A day earlier, Rick Wagoner, chairman and CEO of General Motors, made an equally eco-friendly speech, pointing out that "it is highly unlikely that oil alone is going to supply all the world's rapidly growing automotive energy requirements," and adding that GM is exploring all the options that nearly every other automaker is exploring. He conceded that gasoline and diesel will "continue to be the principal automotive fuel source for some time" -- viz. the first car you run into at the auto show's Cadillac exhibit, after the lavender convertible, was a $46,045 Cadillac SRX SUV that gets 16 and 24 mpg. And the SUV near it, an Escalade, gets 13 and 20.

The automakers all know we are in an age of transition. As they try to predict the dominant power for motor vehicles in the future, they're all a bit like the guy who wants to hedge his bets, check out the entire field before committing himself. Some, like Toyota, are betting on hybrids -- and they're encouraged by the success of the Prius. Others, like Honda, are betting on both hybrid and fuel cell (viz. their new FCX fuel cell car, which they say will be in production in two years).

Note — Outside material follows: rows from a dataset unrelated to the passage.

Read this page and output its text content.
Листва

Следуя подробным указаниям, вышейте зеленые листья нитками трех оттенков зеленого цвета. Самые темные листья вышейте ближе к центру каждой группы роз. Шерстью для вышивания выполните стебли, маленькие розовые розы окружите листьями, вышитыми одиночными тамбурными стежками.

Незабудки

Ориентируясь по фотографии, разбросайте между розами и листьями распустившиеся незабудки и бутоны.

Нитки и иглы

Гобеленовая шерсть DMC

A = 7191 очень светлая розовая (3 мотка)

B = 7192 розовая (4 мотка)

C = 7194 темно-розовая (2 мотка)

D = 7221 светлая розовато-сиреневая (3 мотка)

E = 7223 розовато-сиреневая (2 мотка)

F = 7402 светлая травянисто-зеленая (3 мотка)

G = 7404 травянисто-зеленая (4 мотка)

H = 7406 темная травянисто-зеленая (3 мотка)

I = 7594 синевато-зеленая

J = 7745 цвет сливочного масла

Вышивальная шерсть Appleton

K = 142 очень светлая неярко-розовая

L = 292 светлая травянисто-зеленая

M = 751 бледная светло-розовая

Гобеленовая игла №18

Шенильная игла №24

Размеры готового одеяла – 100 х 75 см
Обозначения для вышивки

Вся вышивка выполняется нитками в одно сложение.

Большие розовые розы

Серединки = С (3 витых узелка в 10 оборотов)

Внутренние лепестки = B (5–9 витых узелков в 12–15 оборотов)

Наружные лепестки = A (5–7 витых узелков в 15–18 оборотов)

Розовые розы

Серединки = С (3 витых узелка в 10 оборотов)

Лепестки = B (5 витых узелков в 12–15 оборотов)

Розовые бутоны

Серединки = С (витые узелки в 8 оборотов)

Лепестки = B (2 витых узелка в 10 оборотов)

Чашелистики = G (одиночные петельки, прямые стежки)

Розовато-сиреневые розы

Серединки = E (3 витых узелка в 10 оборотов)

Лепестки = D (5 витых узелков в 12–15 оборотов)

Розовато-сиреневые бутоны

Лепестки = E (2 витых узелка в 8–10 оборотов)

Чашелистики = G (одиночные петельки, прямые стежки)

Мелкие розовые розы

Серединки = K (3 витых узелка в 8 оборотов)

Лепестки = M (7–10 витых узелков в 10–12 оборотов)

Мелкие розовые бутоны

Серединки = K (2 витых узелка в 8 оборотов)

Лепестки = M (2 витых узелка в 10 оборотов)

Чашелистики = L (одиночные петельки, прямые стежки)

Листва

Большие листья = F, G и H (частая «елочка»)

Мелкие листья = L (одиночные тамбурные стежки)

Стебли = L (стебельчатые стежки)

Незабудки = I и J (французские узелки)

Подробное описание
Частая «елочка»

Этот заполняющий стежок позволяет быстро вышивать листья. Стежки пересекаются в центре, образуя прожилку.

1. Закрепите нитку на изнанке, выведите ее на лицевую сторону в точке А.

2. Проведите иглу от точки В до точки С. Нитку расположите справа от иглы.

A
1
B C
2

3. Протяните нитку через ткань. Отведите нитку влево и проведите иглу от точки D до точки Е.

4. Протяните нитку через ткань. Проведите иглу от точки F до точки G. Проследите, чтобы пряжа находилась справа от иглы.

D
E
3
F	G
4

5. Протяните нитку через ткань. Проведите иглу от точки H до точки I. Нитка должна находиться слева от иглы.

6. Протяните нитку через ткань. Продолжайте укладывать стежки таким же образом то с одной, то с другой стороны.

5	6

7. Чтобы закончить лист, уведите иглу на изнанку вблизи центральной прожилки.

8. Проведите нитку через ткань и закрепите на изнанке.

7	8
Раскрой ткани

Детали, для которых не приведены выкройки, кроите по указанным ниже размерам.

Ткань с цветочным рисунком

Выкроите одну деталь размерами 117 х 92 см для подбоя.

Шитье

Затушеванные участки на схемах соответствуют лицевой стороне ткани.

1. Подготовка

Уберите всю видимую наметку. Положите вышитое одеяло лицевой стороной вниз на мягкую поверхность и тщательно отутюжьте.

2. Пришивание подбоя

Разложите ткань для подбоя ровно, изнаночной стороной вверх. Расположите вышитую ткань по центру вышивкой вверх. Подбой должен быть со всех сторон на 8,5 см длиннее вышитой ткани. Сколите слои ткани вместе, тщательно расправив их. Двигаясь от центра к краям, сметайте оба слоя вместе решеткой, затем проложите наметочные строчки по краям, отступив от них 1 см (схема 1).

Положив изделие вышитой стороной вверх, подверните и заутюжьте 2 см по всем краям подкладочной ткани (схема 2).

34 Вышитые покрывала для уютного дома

In a sense, it's the dawn of a new age for cars, and industry insiders look at it with a combination of fascination and the realistic view that much of this is dictated by the industry's thorough public relations machine.

Ultimately, though, everyone in the auto business recognizes, as Wagoner pointed out, that if it comes down to some sort of electricity that ends up powering cars (and that's already begun, with hybrid gasoline-electric cars) the big problem is finding a suitable long-lasting battery -- one that fits in the car, is impervious to temperature extremes and will go much farther on a charge.

"I agree with (Wagoner) that battery technology is the problem," said Dave Power, founder of the marketing research firm, J.D. Power & Associates. "He says they want to keep their options open, working with several battery companies. But he didn't put any time frame on this. There are so many 'ifs.' "

Asked to predict the next 20 years, he said, simply, "There will be more and more breakthroughs." But Power's vice president, Charlie Vogelheim, said, "Realistically, fuel-cell-powered cars could take up to 50 years."

Wagoner, who heads the world's largest car company, has taken his share of knocks for running a firm that loses money faster than a Corvette covers the quarter-mile, and this week was no exception. The minute he had finished his speech, a man dressed in a suit and tie strode onstage, unfurled a proclamation and seemed to be about to give it to Wagoner.

For a moment, it all look scripted. But the scroll, to be signed by Wagoner, said he pledged "to make GM the most fuel-efficient automobile company in the world by 2010." The man in the suit was Matt Leonard, from San Francisco's Rainforest Action Network, and by the time his scroll was visible to the TV cameras, security agents were hustling him off stage. Wagoner declined to sign.